Film producer and journalist Çiğdem Mater, who was convicted in the Gezi Park trial last year and prisoned in Istanbul’s Bakırköy district, has penned a letter for online news outlet Bianet about being a woman in jail.
Mater said only pads are sold in the prison canteen for women to use and she requested to acquire tampons.
“Let's skip the necessity of meeting the basic needs of women under the supervision of the state, let's say we buy everything from the canteen. There are only pads in the canteen, no tampons. I wrote a petition for tampons, but my request was rejected because it was 'not on the list of products for sale in the canteen determined by the ministry',” Mater said.
She said that after the rejection, she requested from an obstetrician to write a prescription for tampons.
“The male doctor refused my request by saying ‘Turkish women do not use tampons.’ (The moments when we realize that tampons also have a nationality.),” Mater noted.
“I can't prove it, but I'm sure that if men, not women, had experienced periods, everything would be sold in prison canteens, from pads to tampons to full-length menstrual cups. As you can see, life is very difficult for women in prison, too.
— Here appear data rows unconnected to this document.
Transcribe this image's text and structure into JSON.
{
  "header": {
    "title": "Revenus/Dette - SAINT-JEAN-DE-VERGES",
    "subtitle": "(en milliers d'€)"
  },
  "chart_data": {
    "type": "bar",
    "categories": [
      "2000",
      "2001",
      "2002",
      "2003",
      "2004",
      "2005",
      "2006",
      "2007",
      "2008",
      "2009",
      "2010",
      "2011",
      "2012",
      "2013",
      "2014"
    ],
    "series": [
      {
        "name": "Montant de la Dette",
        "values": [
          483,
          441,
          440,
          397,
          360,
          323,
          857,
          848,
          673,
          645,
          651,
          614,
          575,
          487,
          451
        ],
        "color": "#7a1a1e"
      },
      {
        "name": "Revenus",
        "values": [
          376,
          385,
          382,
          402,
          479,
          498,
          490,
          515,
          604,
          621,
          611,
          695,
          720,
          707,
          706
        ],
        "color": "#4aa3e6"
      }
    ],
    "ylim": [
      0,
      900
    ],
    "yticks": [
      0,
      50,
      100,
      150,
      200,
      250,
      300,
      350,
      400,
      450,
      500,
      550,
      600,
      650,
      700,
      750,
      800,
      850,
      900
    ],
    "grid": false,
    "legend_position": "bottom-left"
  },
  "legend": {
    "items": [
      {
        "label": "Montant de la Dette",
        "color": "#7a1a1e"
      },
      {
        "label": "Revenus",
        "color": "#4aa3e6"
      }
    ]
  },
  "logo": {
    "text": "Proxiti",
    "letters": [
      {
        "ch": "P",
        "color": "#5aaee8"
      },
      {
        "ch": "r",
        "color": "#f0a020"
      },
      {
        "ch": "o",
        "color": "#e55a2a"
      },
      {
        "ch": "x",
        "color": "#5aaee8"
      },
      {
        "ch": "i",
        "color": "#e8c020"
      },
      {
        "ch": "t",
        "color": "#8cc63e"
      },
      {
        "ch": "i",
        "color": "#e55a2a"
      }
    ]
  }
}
I have not even talked about those who are in prison with their children, the sick, the elderly, foreigners,” she added.
In April 2022, a Turkish court sentenced Çiğdem Mater alongside with Mücella Yapıcı, Hakan Altınay, Mine Özerden, Can Atalay, Tayfun Kahraman and Yiğit Ali Ekmekçi to 18 years in jail for aiding the alleged attempt to overthrow the government during the Gezi Park protests. Osman Kavala was sentenced to aggravated life in prison for allegedly attempting to overthrow the Turkish government by financing the 2013 Gezi protests.